Os macacos fazem o que chamamos de papel de sentinela. Quando você começa a detectar a presença de primatas mortos, é um indicador de que possa estar ocorrendo casos de febre amarela naquela região. Isso possibilita iniciar campanhas preventivas e de vacinação antes que a doença se espalhe e cause muitas mortes humanas. Os transmissores da febre amarela são os mosquitos e há a possibilidade de outros animais serem hospedeiros além de macacos, como marsupiais e preguiças. Há casos registrados em que a área de contaminação não tinha primata e anticorpos do vírus da febre foram encontrados em marsupiais. Há também registros de mosquitos que já nascem com o vírus, podendo transmitir a doença para humanos mesmo sem ter picado animais doentes. Isso ocorre porque o vírus pode invadir células dos ovos dos mosquitos, dando origem a insetos já infectados e que podem fazer a transmissão vertical.

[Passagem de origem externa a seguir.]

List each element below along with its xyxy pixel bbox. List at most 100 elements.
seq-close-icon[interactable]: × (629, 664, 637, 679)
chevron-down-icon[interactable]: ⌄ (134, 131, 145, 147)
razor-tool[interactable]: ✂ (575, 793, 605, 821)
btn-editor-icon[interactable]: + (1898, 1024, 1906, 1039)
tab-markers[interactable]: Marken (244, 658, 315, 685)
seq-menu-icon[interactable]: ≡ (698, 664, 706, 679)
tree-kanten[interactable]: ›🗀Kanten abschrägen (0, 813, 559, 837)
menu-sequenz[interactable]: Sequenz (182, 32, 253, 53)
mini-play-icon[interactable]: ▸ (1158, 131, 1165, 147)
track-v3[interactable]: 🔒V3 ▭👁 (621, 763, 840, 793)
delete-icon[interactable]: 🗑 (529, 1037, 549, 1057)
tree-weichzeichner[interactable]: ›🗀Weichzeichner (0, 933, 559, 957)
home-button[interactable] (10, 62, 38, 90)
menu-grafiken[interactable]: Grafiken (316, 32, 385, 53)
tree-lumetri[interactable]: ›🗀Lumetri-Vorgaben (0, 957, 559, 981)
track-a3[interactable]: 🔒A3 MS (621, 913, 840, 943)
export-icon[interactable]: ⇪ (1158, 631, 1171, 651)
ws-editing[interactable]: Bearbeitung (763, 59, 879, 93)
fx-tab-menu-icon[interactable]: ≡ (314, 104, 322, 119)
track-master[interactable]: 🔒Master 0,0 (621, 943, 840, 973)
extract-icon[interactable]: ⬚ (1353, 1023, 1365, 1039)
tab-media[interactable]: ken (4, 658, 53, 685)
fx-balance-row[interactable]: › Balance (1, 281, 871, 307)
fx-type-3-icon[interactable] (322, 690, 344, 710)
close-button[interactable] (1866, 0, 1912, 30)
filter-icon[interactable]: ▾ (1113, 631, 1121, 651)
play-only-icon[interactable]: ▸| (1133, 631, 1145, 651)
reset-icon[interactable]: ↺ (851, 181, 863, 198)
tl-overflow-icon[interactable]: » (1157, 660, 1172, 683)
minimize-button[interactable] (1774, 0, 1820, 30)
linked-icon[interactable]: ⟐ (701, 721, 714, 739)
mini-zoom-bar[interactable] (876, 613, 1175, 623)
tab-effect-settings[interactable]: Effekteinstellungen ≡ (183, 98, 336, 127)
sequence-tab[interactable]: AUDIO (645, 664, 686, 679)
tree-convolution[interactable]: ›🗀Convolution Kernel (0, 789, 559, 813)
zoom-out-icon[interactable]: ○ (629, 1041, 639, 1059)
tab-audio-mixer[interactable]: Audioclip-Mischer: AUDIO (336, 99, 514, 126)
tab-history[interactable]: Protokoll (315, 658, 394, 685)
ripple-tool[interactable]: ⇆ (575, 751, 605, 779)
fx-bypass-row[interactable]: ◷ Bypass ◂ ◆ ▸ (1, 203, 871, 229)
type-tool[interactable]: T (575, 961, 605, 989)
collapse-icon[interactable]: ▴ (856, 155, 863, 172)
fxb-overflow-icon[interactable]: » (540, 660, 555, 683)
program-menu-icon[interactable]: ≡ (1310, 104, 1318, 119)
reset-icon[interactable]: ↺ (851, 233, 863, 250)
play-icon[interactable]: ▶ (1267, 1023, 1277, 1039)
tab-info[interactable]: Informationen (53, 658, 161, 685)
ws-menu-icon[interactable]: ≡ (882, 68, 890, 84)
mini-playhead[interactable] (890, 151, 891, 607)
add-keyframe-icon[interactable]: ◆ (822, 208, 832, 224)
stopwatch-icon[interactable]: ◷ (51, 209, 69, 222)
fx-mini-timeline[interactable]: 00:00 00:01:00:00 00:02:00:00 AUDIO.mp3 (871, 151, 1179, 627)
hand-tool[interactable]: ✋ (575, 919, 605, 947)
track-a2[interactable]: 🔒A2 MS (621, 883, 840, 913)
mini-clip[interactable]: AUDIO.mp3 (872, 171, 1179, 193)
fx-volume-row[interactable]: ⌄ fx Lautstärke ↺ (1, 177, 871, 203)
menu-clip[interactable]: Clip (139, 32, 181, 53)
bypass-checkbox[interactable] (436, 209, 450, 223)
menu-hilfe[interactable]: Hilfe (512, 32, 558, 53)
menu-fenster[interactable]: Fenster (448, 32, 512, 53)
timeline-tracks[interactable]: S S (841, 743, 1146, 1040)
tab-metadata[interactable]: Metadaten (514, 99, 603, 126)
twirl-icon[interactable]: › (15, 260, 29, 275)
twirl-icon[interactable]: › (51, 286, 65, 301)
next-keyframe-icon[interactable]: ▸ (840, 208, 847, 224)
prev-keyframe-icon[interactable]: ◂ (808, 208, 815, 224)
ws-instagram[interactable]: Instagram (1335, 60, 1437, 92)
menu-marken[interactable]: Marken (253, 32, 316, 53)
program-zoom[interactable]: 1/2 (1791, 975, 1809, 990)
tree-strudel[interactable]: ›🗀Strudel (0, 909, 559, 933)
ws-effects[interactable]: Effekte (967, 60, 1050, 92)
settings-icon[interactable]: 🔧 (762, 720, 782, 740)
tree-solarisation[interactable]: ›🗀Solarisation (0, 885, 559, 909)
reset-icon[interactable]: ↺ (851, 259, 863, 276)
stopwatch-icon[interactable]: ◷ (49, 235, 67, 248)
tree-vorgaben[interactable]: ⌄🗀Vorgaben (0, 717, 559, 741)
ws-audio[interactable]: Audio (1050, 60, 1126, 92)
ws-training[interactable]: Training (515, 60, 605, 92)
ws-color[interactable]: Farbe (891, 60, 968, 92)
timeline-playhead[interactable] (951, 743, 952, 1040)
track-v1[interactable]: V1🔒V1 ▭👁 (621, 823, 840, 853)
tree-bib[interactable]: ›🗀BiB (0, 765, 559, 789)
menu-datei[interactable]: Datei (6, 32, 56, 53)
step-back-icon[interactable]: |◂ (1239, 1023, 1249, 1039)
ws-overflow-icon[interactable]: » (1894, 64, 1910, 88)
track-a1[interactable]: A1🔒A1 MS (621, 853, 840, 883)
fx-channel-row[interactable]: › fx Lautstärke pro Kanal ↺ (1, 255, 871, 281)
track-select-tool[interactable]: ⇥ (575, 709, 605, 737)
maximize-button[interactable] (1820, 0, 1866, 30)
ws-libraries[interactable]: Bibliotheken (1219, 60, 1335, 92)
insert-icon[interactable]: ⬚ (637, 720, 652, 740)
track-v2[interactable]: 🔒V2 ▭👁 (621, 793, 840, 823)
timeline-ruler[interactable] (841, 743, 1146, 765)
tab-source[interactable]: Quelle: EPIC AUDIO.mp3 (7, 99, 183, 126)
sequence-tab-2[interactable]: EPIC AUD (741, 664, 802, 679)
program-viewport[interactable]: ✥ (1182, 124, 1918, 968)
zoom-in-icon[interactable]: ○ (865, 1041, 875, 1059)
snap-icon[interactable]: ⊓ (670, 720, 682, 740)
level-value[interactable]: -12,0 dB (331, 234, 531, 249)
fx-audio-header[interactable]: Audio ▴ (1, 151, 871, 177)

A desinformação de algumas pessoas é bastante preocupante para nós que trabalhamos com controle de zoonoses e conservação dos primatas. Além de matar animais que não são transmissores e de erradicar matas, esses procedimentos podem facilitar a volta da febre em áreas urbanas, que está erradicada no Brasil desde a década de 40. A forma correta de evitar a doença é a vacinação para quem mora ou vai para matas em áreas endêmicas e o combate aos mosquitos Haemagogus, Sabethes e Aedes aegypti, transmissores da doença.